The fourth thing I notice is that when it comes to advice for women, the report basically says, “We have no sufficient data because women don't drink enough to suffer interesting drink related illnesses, but we know that women are smaller than men and we think they might metabolise alcohol more slowly, so we’ll make something up.”
The fifth thing I noticed was this paragraph (10.15), “We see value in setting benchmarks to enable people to monitor their own drinking levels. However, advice to the general population is just that. By definition it is not applicable to all individuals. There is considerable variation in many individual characteristics - for example, body weight - and general advice needs to be considered in the light of these differences.”

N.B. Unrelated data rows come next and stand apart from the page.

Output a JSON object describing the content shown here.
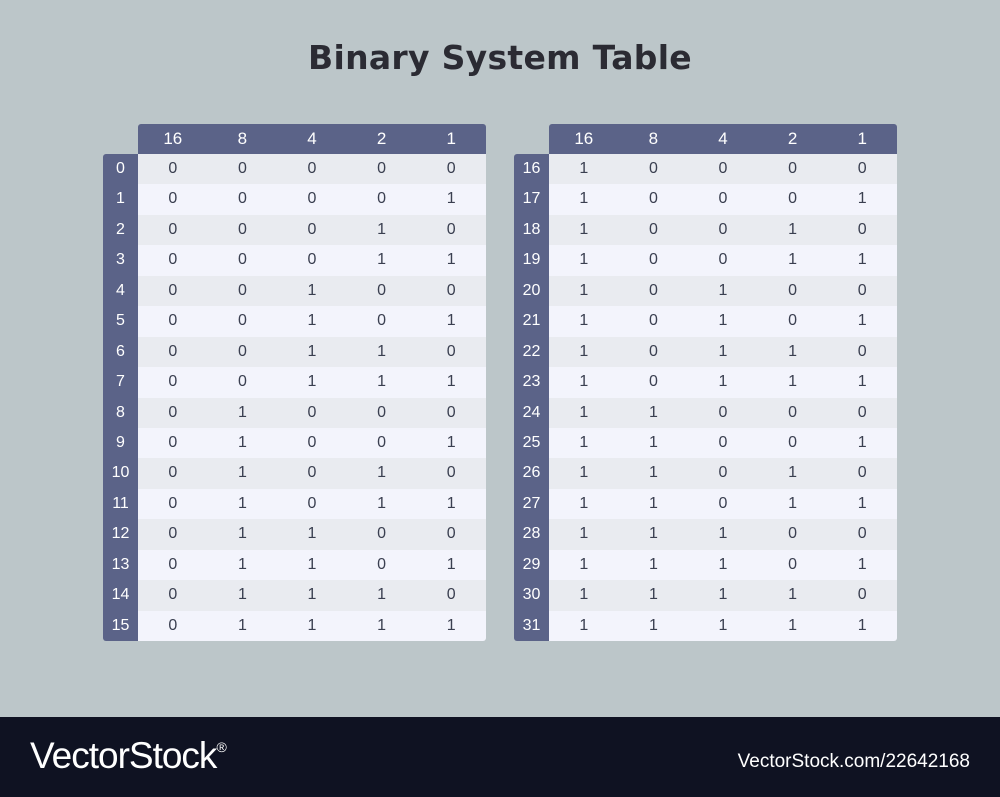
{
  "title": "Binary System Table",
  "headers": [
    "16",
    "8",
    "4",
    "2",
    "1"
  ],
  "left_rows": [
    {
      "label": "0",
      "bits": [
        "0",
        "0",
        "0",
        "0",
        "0"
      ]
    },
    {
      "label": "1",
      "bits": [
        "0",
        "0",
        "0",
        "0",
        "1"
      ]
    },
    {
      "label": "2",
      "bits": [
        "0",
        "0",
        "0",
        "1",
        "0"
      ]
    },
    {
      "label": "3",
      "bits": [
        "0",
        "0",
        "0",
        "1",
        "1"
      ]
    },
    {
      "label": "4",
      "bits": [
        "0",
        "0",
        "1",
        "0",
        "0"
      ]
    },
    {
      "label": "5",
      "bits": [
        "0",
        "0",
        "1",
        "0",
        "1"
      ]
    },
    {
      "label": "6",
      "bits": [
        "0",
        "0",
        "1",
        "1",
        "0"
      ]
    },
    {
      "label": "7",
      "bits": [
        "0",
        "0",
        "1",
        "1",
        "1"
      ]
    },
    {
      "label": "8",
      "bits": [
        "0",
        "1",
        "0",
        "0",
        "0"
      ]
    },
    {
      "label": "9",
      "bits": [
        "0",
        "1",
        "0",
        "0",
        "1"
      ]
    },
    {
      "label": "10",
      "bits": [
        "0",
        "1",
        "0",
        "1",
        "0"
      ]
    },
    {
      "label": "11",
      "bits": [
        "0",
        "1",
        "0",
        "1",
        "1"
      ]
    },
    {
      "label": "12",
      "bits": [
        "0",
        "1",
        "1",
        "0",
        "0"
      ]
    },
    {
      "label": "13",
      "bits": [
        "0",
        "1",
        "1",
        "0",
        "1"
      ]
    },
    {
      "label": "14",
      "bits": [
        "0",
        "1",
        "1",
        "1",
        "0"
      ]
    },
    {
      "label": "15",
      "bits": [
        "0",
        "1",
        "1",
        "1",
        "1"
      ]
    }
  ],
  "right_rows": [
    {
      "label": "16",
      "bits": [
        "1",
        "0",
        "0",
        "0",
        "0"
      ]
    },
    {
      "label": "17",
      "bits": [
        "1",
        "0",
        "0",
        "0",
        "1"
      ]
    },
    {
      "label": "18",
      "bits": [
        "1",
        "0",
        "0",
        "1",
        "0"
      ]
    },
    {
      "label": "19",
      "bits": [
        "1",
        "0",
        "0",
        "1",
        "1"
      ]
    },
    {
      "label": "20",
      "bits": [
        "1",
        "0",
        "1",
        "0",
        "0"
      ]
    },
    {
      "label": "21",
      "bits": [
        "1",
        "0",
        "1",
        "0",
        "1"
      ]
    },
    {
      "label": "22",
      "bits": [
        "1",
        "0",
        "1",
        "1",
        "0"
      ]
    },
    {
      "label": "23",
      "bits": [
        "1",
        "0",
        "1",
        "1",
        "1"
      ]
    },
    {
      "label": "24",
      "bits": [
        "1",
        "1",
        "0",
        "0",
        "0"
      ]
    },
    {
      "label": "25",
      "bits": [
        "1",
        "1",
        "0",
        "0",
        "1"
      ]
    },
    {
      "label": "26",
      "bits": [
        "1",
        "1",
        "0",
        "1",
        "0"
      ]
    },
    {
      "label": "27",
      "bits": [
        "1",
        "1",
        "0",
        "1",
        "1"
      ]
    },
    {
      "label": "28",
      "bits": [
        "1",
        "1",
        "1",
        "0",
        "0"
      ]
    },
    {
      "label": "29",
      "bits": [
        "1",
        "1",
        "1",
        "0",
        "1"
      ]
    },
    {
      "label": "30",
      "bits": [
        "1",
        "1",
        "1",
        "1",
        "0"
      ]
    },
    {
      "label": "31",
      "bits": [
        "1",
        "1",
        "1",
        "1",
        "1"
      ]
    }
  ],
  "footer": {
    "brand": "VectorStock",
    "registered": "®",
    "credit": "VectorStock.com/22642168"
  },
  "colors": {
    "background": "#bcc6c9",
    "header": "#5b6388",
    "row_alt": "#e9ebf0",
    "row": "#f3f4fc",
    "footer": "#0f1222"
  }
}
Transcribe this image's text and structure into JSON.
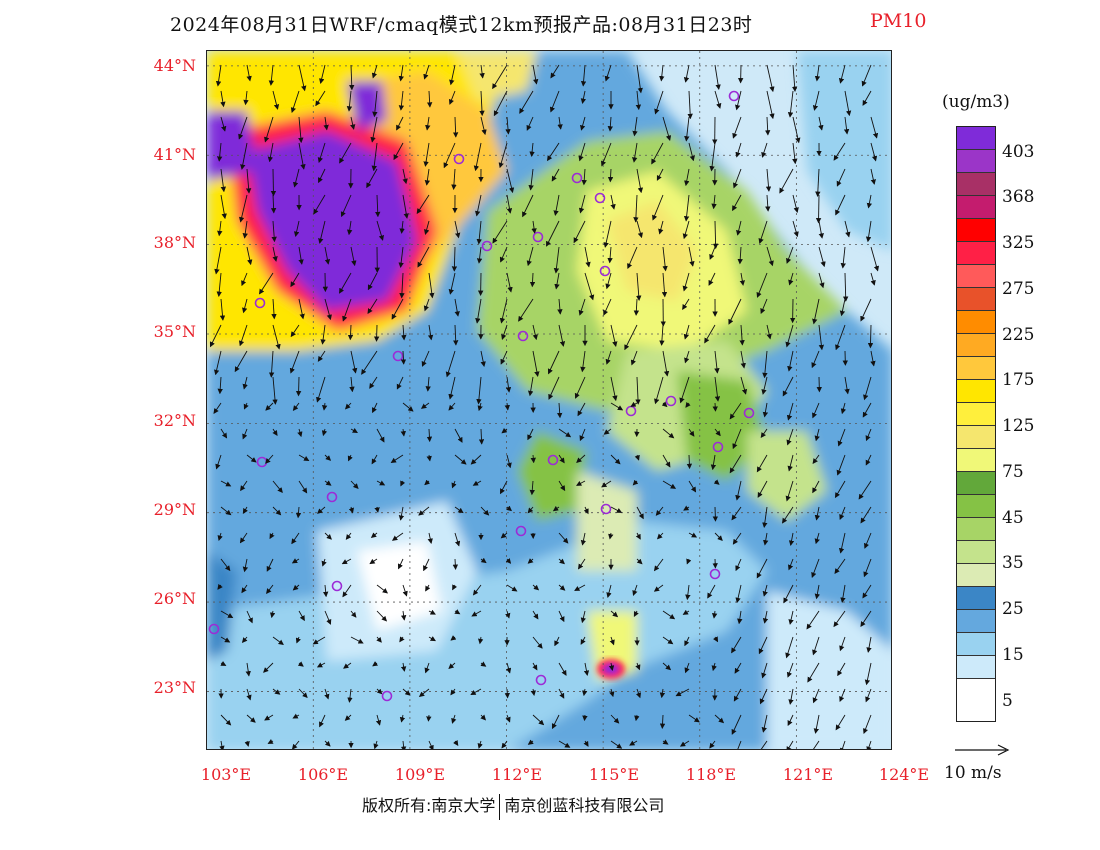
{
  "title": {
    "main": "2024年08月31日WRF/cmaq模式12km预报产品:08月31日23时",
    "variable": "PM10"
  },
  "map": {
    "lat_labels": [
      "44°N",
      "41°N",
      "38°N",
      "35°N",
      "32°N",
      "29°N",
      "26°N",
      "23°N"
    ],
    "lon_labels": [
      "103°E",
      "106°E",
      "109°E",
      "112°E",
      "115°E",
      "118°E",
      "121°E",
      "124°E"
    ],
    "lat_range": [
      21,
      44.5
    ],
    "lon_range": [
      102.7,
      124
    ]
  },
  "legend": {
    "unit": "(ug/m3)",
    "ticks": [
      "403",
      "368",
      "325",
      "275",
      "225",
      "175",
      "125",
      "75",
      "45",
      "35",
      "25",
      "15",
      "5"
    ],
    "colors": [
      "#7f2bd9",
      "#9b35c8",
      "#a83066",
      "#c41c6e",
      "#ff0000",
      "#ff2046",
      "#ff5a5a",
      "#e8522a",
      "#ff8c00",
      "#ffaa22",
      "#ffc83c",
      "#ffe600",
      "#ffef3c",
      "#f5e66e",
      "#f0f878",
      "#62a83a",
      "#85c245",
      "#a7d466",
      "#c4e38c",
      "#dcebb4",
      "#3b86c6",
      "#64a8de",
      "#99d2f0",
      "#cdeafa",
      "#ffffff"
    ]
  },
  "wind_reference": {
    "label": "10 m/s"
  },
  "copyright": {
    "left": "版权所有:南京大学",
    "right": "南京创蓝科技有限公司"
  },
  "colors": {
    "label_red": "#e8202a",
    "station_marker": "#9c2bd6"
  }
}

It goes on, "The current message has sometimes been interpreted as a rigid limit, suggesting there is a critical difference for men between drinking 20 and 22 units a week. We do not believe that this approach reflects the scientific evidence."
This obviously sensible point seems to have been ignored in much recent discussion, of the "if you drink a large glass a day, you're putting your health at risk" type.
In conclusion (congratulations if you've got this far!), I feel vindicated in my suspicion that the government and media are feeding us a considerable quantity of disinformation on this topic. The intention presumably is to achieve an overall benefit to public health, but I must seriously question the wisdom of attempting to persuade people to do what you think is in their own interest by providing them with partial and tendentious information. It does not seem like the way a mature government should treat its populus.